Deputado diz que proposta visa aumenta transparência do processo

 

O deputado estadual Emanuel Pinheiro (PR) é autor de um projeto de lei que visa dar mais transparência aos processos licitatórios em Mato Grosso.

 

A proposta trata da obrigatoriedade da publicação, na íntegra, dos editais de licitação nas modalidades concorrência, tomada de preço, convite, concurso, leilão, bem como na dispensa licitatória no âmbito da administração pública direta e indireta.

 

O projeto está em consonância com as normas gerais estabelecidas pelas Leis (Federais) nº. 8.666, de 21 de junho de 1993, e 10.520, de 17 de julho de 2002, que tratam de licitação e pregão.

 

O parlamentar ressalta que a proposta não altera a legislação federal, apenas insere uma exigência “a mais” no âmbito estadual. “Portanto, não fere nenhum princípio constitucional e nem mesmo tem vício de iniciativa”, disse.

 

O processo licitatório é um ato administrativo isonômico, pelo qual o poder público seleciona a proposta mais vantajosa, menos onerosa e com melhor qualidade possível para a contratação de uma obra, de um serviço, compra de um produto, locação ou alienação de bens.

 

Apesar de leis específicas que tratam do assunto, é necessário ressaltar que a licitação não pode acontecer de forma sigilosa, sempre devendo ser pública – respeitando o direito da publicidade, acessível a qualquer cidadão.

 

De acordo com a proposta, a íntegra dos editais deve constar no site oficial do município, portal transparência, no site da Associação Mato-grossense dos Municípios (AMM), jornal oficial das cidades, no Diário Oficial de Mato Grosso, além do Diário Oficial da União e em jornal diário de grande circulação.

 

O deputado destaca os princípios da administração pública instituídos na Constituição Federal, no artigo 37, como fundamentação da matéria: legalidade, impessoalidade, moralidade, publicidade e eficiência.

 

“Apesar de expedientes terem sido criados para melhorar a publicidade e a transparência, muitos editais ainda saem com vícios do passado.
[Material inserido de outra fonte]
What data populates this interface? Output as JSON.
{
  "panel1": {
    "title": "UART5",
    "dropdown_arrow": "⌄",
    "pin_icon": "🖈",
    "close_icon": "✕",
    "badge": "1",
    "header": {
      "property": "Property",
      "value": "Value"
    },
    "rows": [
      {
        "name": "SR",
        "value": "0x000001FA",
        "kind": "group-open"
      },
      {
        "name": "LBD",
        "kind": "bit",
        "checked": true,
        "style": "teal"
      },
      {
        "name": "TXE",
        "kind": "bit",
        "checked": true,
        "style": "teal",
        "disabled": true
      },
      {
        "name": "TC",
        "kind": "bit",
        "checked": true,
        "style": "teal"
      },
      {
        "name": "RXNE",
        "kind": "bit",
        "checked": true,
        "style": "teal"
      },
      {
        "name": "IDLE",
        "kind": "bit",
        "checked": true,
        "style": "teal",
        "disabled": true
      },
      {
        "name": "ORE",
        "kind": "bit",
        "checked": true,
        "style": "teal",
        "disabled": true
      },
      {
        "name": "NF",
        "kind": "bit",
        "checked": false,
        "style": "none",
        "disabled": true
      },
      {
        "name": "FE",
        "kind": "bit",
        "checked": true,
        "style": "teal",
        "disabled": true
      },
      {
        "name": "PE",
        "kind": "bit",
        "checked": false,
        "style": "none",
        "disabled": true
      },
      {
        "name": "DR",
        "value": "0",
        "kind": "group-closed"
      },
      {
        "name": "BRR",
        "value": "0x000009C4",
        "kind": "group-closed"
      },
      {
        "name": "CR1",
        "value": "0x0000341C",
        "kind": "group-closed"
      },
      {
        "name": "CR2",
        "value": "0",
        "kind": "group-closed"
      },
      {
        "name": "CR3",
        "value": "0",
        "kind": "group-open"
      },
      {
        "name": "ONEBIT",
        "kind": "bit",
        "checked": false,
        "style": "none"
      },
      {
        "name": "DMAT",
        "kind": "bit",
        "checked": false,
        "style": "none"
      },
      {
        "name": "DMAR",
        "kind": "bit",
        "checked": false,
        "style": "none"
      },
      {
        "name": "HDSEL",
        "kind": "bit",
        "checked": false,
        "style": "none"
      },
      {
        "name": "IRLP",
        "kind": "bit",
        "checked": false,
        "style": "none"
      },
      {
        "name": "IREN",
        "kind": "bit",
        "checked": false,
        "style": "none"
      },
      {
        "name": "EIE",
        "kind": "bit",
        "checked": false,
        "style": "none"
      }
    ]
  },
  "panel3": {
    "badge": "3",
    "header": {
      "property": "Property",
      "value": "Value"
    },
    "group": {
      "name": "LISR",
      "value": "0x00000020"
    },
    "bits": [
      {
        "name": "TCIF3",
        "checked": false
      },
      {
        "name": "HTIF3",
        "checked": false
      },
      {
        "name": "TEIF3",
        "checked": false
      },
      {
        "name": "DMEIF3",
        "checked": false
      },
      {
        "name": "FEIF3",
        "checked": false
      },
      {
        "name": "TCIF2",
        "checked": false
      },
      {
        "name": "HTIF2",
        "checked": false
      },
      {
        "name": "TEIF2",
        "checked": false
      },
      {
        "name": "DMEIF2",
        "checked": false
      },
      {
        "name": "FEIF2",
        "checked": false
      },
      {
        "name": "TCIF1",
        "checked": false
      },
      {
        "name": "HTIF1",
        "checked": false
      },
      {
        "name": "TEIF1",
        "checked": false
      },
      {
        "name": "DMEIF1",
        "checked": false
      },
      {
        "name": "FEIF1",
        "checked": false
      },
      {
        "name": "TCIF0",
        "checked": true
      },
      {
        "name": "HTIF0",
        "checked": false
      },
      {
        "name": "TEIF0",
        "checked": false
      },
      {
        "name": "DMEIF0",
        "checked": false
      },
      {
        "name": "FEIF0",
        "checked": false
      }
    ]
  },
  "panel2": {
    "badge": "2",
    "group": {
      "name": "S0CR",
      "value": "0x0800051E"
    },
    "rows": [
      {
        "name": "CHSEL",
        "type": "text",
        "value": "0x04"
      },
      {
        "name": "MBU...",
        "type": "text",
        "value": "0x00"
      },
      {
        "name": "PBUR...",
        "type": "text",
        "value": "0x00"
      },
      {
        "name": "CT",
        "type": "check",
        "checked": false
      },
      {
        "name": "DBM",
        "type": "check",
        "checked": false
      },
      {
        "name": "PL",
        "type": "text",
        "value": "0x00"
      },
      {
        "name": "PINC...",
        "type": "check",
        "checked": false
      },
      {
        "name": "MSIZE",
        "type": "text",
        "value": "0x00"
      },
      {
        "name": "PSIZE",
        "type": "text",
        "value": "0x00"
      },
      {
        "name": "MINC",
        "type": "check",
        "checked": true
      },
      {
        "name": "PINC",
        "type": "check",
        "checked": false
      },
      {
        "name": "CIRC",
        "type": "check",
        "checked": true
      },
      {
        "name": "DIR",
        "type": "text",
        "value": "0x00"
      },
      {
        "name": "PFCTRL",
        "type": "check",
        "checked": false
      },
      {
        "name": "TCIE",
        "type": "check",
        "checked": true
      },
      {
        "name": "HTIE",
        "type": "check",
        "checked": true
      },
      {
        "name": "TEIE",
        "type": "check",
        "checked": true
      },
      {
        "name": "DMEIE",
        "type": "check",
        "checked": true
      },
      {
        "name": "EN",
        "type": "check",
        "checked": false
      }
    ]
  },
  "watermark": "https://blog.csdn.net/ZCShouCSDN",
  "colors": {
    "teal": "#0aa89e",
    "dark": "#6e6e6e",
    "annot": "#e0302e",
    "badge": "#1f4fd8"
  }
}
Deixam as pessoas com dúvidas, o que dificulta a concorrência. As empresas têm que, praticamente, contratar um funcionário só para cuidar desta parte do processo. O objetivo é que os editais não fiquem limitados e com isso permitam a participação do maior número de interessados possíveis para prestar um melhor serviço à sociedade”, defendeu.

 

Segundo Hely Lopes Meirelles, jurista de renome nacional, acredita-se que o princípio da publicidade deve ser priorizado em qualquer processo público. “Trata-se da divulgação oficial do ato para conhecimento público e o início de seus efeitos externos, ressalvadas as hipóteses de sigilo previstas em lei e a tutela da intimidade”.

 

Em concordância, o parlamentar reforça que os atos administrativos na área de licitação pública são relevantes, não apenas para os concorrentes, mas a toda sociedade, “pois esta terá certeza do que está ocorrendo nas diversas etapas do processo”. Por isso, ele defende a necessidade da publicação na íntegra dos editais de licitação em todas as suas modalidades.

 

A proposta foi apresentada em março do ano passado, já tramitou pela Comissão de Trabalho e Administração Pública, com parecer favorável, e está apta à apreciação em plenário. Em seguida, a matéria segue para análise da sua constitucionalidade junto à Comissão de Constituição, Justiça e Redação.